Você defende que discutir pornografia não significa defender censura. Por que a censura, isoladamente, não resolve o problema, e quais caminhos você considera mais eficazes para enfrentar os impactos negativos desse tipo de conteúdo?
Ana Bridges: Ótima pergunta! A pornografia é apenas um dos meios que transmite mensagens sobre gênero, sexo e poder. Infelizmente, não é a única forma de mídia que perpetua a desigualdade de gênero e estereótipos sexuais prejudiciais. Por exemplo, o aumento significativo de comunicadores e influenciadores de direita em mídias digitais nos Estados Unidos que expressam abertamente sua hostilidade em relação às mulheres vem promovendo ideias de dominância masculina e do "direito" dos homens aos corpos das mulheres (ex.: Andrew Tate; Jordan Peterson). Concluímos recentemente um estudo (ainda não publicado) que mostrou que atitudes sexistas e aceitação do estupro estavam associadas ao uso desses tipos de mídia de direita. O uso de pornografia era também um preditor de atitudes sexistas, mas apenas entre homens que não estavam engajados na mídia sexista de direita. Na minha opinião, isso sugere que apenas impor proibições ou limites ao conteúdo pornográfico não resolve o problema da desigualdade de gênero e da dominância sexual. Em vez disso, uma rejeição social mais ampla desse tipo de mensagens (sejam elas veiculadas pela pornografia ou por outras formas), a promoção da educação midiática e de mensagens que enfatizem igualdade, consentimento, autonomia e ideais humanistas e democráticos devem fazer parte da solução.
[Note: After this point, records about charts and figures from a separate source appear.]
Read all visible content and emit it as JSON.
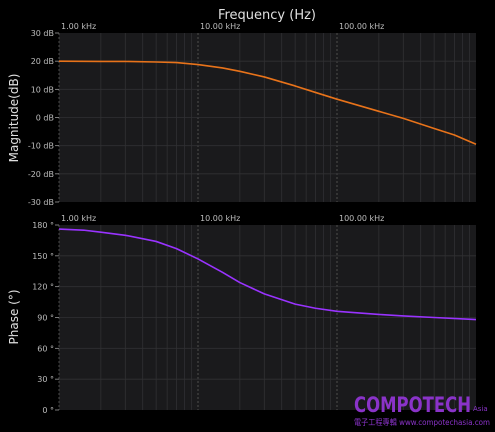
{
  "chart_data": [
    {
      "type": "line",
      "title": "",
      "xlabel": "Frequency (Hz)",
      "ylabel": "Magnitude(dB)",
      "xscale": "log",
      "xlim": [
        1000,
        1000000
      ],
      "ylim": [
        -30,
        30
      ],
      "x_ticks": [
        "1.00 kHz",
        "10.00 kHz",
        "100.00 kHz"
      ],
      "y_ticks": [
        "30 dB",
        "20 dB",
        "10 dB",
        "0 dB",
        "-10 dB",
        "-20 dB",
        "-30 dB"
      ],
      "grid": true,
      "series": [
        {
          "color": "#e8731a",
          "x": [
            1000,
            2000,
            3000,
            5000,
            7000,
            10000,
            15000,
            20000,
            30000,
            50000,
            70000,
            100000,
            200000,
            300000,
            500000,
            700000,
            1000000
          ],
          "y": [
            20,
            19.9,
            19.9,
            19.7,
            19.5,
            18.8,
            17.6,
            16.4,
            14.4,
            11.2,
            8.9,
            6.5,
            2.2,
            -0.3,
            -3.9,
            -6.2,
            -9.5
          ]
        }
      ]
    },
    {
      "type": "line",
      "title": "",
      "xlabel": "",
      "ylabel": "Phase (°)",
      "xscale": "log",
      "xlim": [
        1000,
        1000000
      ],
      "ylim": [
        0,
        180
      ],
      "x_ticks": [
        "1.00 kHz",
        "10.00 kHz",
        "100.00 kHz"
      ],
      "y_ticks": [
        "180 °",
        "150 °",
        "120 °",
        "90 °",
        "60 °",
        "30 °",
        "0 °"
      ],
      "grid": true,
      "series": [
        {
          "color": "#9933ff",
          "x": [
            1000,
            1500,
            2000,
            3000,
            5000,
            7000,
            10000,
            15000,
            20000,
            30000,
            50000,
            70000,
            100000,
            200000,
            300000,
            500000,
            1000000
          ],
          "y": [
            176,
            175,
            173,
            170,
            164,
            157,
            147,
            134,
            124,
            113,
            103,
            99,
            96,
            93,
            91.5,
            90,
            88
          ]
        }
      ]
    }
  ],
  "watermark": {
    "logo": "COMPOTECH",
    "logo_suffix": "Asia",
    "tagline": "電子工程專輯 www.compotechasia.com"
  }
}
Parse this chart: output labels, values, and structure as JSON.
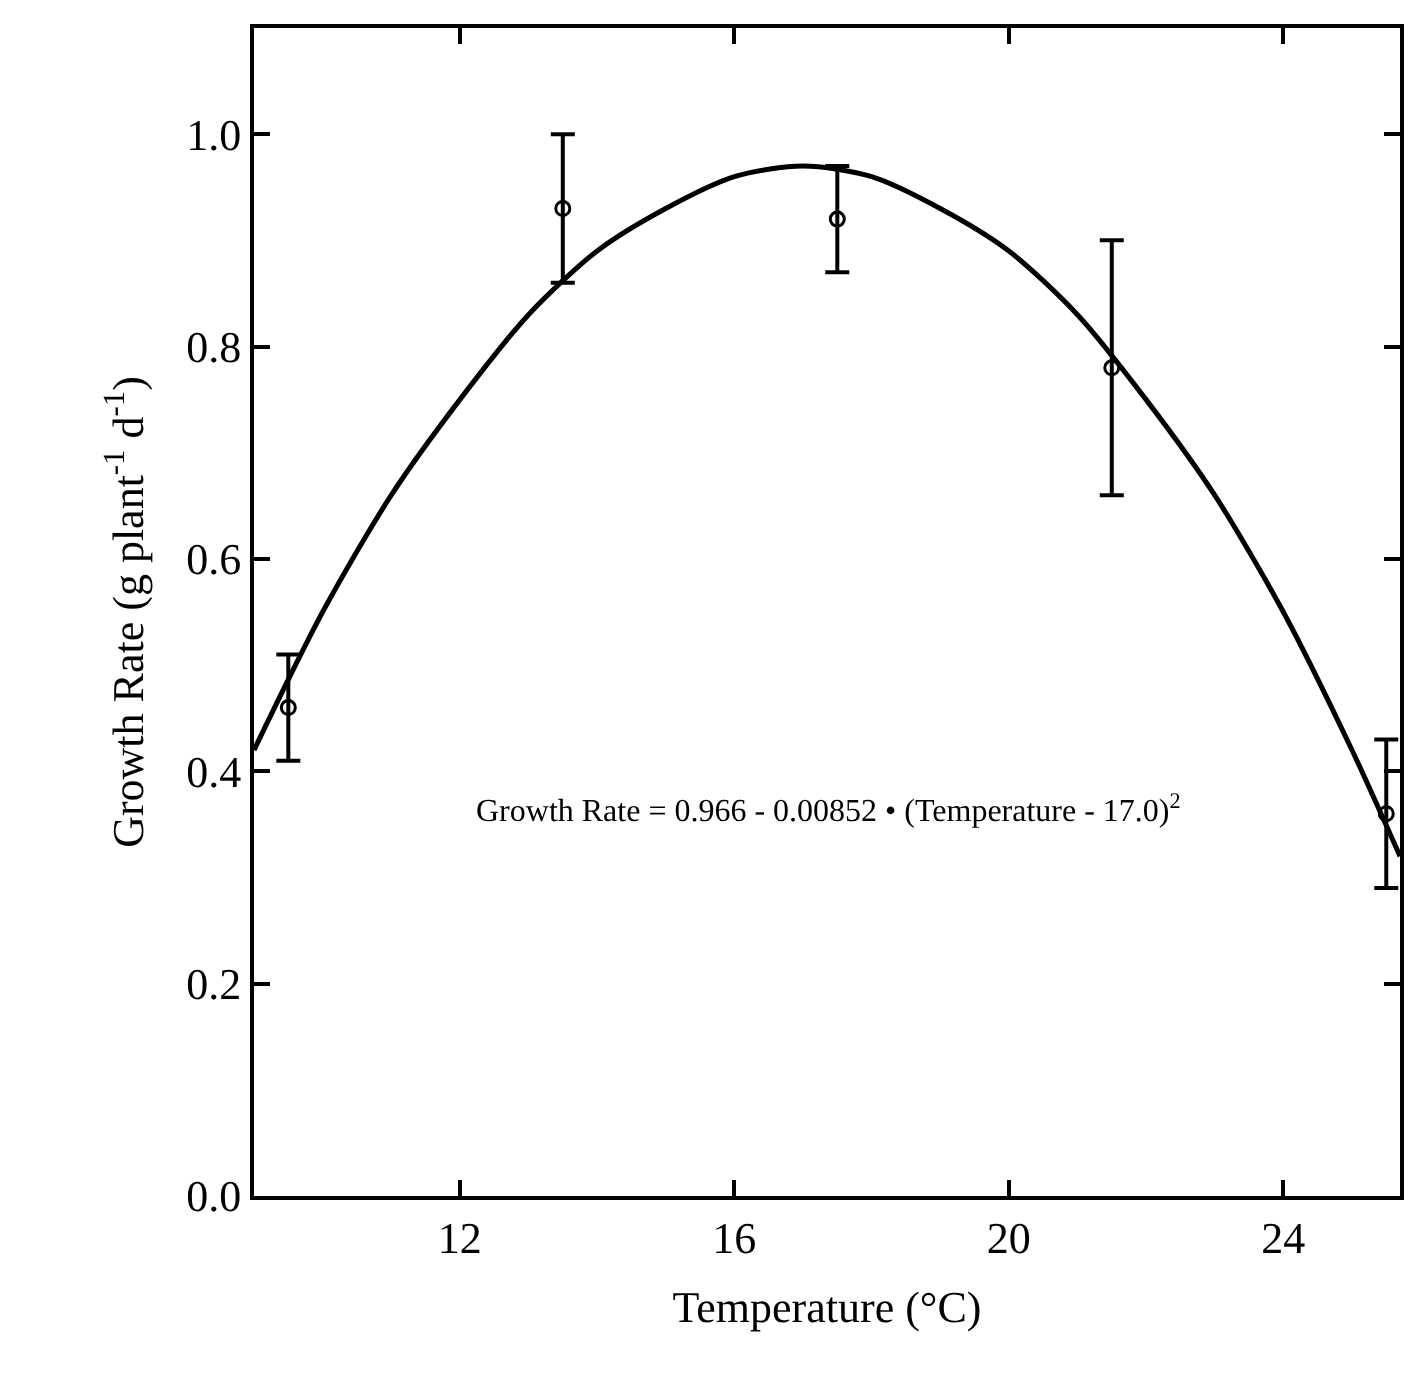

Diante do crescimento da misoginia, da exposição sexual online e da disseminação de conteúdos íntimos sem consentimento, quais são hoje os principais desafios para prevenir a violência sexual e promover uma educação voltada ao consentimento e às relações mais saudáveis?
Ana Bridges: A capacidade de documentar e disseminar materiais não consensuais é potencializada pelo rápido acesso à internet em um mundo conectado por dispositivos móveis. Isso cria desafios significativos para prevenir a disseminação e a normalização da violência sexual. A capacidade de produzir vídeos e imagens gerados por inteligência artificial complica ainda mais as tentativas de promover relacionamentos saudáveis e proteger a privacidade dos indivíduos. Não sei qual será a solução, mas compreendo que os desafios exigem que nos envolvamos de maneira bastante conscienciosa quanto ao equilíbrio de alguns direitos, como o de expressão ou privacidade, por exemplo, com a proteção dos mais vulneráveis aos danos da pornografia (mulheres, crianças, jovens LGBT). Fico triste porque, de alguma forma, como adultos, falhamos em criar um espaço seguro para as crianças crescerem, explorarem relacionamentos e cometerem erros. E mais responsabilidade terá de ser colocada sobre as pessoas que escolhem violar a privacidade ou a pessoa de alguém, assim como uma melhor persecução dos agressores sexuais e reparação para as vítimas cujas imagens foram distribuídas sem o seu consentimento.